Et ce n’est pas fini, précise l’Association de franchisés Great White North dans des documents juridiques envoyés au ministre fédéral du Développement économique, Navdeep Bains, obtenus par Le Journal.

Le fédéral a fait savoir jeudi qu’il pourrait mener une enquête sur les agissements de Restaurant Brands depuis l’acquisition de Tim Hortons.

L’association, qui dit parler au nom de plus de la moitié des franchisés Tim Hortons au pays, soutient que leurs profits ont été réduits de façon importante au cours des dernières années en raison de nouveaux frais administratifs et de fournitures imposés par Restaurant Brands.

Depuis trois ans, les franchisés disent avoir encaissé des hausses de prix sur les produits de nettoyage de 100 %, de 15 % sur le café, de 20 % sur les bagels, de 7 % sur le sucre et de 100 % sur le bacon.

Or, les franchisés n’ont pu refiler ces hausses à leurs clients puisque la maison-mère de Tim Hortons ne le permet pas.

Coûts de rénovation

Les franchisés de Tim Hortons allèguent que le projet annoncé en mars dernier de rénover pour 700 millions $ les succursales de la chaîne pourrait leur coûter une fortune.

Par le passé, les frais de rénovation et de mises à jour étaient assumés à 50 % par les franchisés et à 50 % par la maison-mère. Ce qui ne serait plus le cas.

L’Association de franchisés Great White North avance par ailleurs que Tim Hortons a réduit de façon considérable le nombre d’employés à son siège social d’Oakville, en Ontario, et dans les bureaux régionaux.
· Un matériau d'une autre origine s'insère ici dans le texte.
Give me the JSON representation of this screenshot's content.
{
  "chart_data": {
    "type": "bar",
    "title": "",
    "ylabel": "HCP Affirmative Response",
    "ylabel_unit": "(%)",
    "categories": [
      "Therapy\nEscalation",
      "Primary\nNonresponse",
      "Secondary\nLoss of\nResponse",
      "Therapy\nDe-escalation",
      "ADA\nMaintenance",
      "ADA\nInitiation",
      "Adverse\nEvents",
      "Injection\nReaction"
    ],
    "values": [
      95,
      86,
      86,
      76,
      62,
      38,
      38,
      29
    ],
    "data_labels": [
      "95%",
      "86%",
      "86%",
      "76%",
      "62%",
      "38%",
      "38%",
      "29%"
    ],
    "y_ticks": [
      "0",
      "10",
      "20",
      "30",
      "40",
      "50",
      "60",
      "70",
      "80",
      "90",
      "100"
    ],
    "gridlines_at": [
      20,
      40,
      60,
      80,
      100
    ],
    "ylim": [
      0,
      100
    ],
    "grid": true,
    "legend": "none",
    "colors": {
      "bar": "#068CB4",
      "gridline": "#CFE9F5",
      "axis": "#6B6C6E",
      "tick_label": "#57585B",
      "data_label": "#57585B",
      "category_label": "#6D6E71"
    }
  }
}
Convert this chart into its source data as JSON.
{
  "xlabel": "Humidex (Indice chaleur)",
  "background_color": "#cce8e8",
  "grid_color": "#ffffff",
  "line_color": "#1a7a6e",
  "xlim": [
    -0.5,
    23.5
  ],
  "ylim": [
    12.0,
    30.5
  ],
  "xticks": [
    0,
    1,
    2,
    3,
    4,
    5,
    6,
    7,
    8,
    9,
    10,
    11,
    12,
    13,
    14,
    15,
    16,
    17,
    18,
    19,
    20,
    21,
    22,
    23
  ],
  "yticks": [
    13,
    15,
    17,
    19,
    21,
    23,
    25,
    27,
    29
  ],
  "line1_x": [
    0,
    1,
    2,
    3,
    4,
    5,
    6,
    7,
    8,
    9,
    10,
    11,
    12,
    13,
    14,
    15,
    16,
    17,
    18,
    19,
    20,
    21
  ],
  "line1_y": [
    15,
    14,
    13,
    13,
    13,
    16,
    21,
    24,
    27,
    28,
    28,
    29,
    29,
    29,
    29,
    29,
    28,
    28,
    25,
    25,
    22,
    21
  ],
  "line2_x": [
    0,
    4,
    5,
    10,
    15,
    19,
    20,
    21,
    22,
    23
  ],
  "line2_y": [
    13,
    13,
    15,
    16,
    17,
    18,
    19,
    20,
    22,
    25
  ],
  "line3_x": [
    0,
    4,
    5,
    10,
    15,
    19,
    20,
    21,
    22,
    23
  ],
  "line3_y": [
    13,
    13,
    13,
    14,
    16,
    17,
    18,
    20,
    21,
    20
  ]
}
Tout près de 400 postes auraient été coupés.

Aucune enquête

Par voie de courriel, Tim Horton a indiqué qu’aucune enquête n’était en cours au ministère du Développement économique sur l’entreprise.

«Nous avons reçu un avis du ministère précisant que, malgré les rumeurs répandues prétendant le contraire, aucune enquête n’est en cours», a indiqué hier un porte-parole de l’entreprise.

Chaque année, Tim Hortons dit avoir soumis un rapport au gouvernement sur le respect de ses engagements, sans aucune plainte.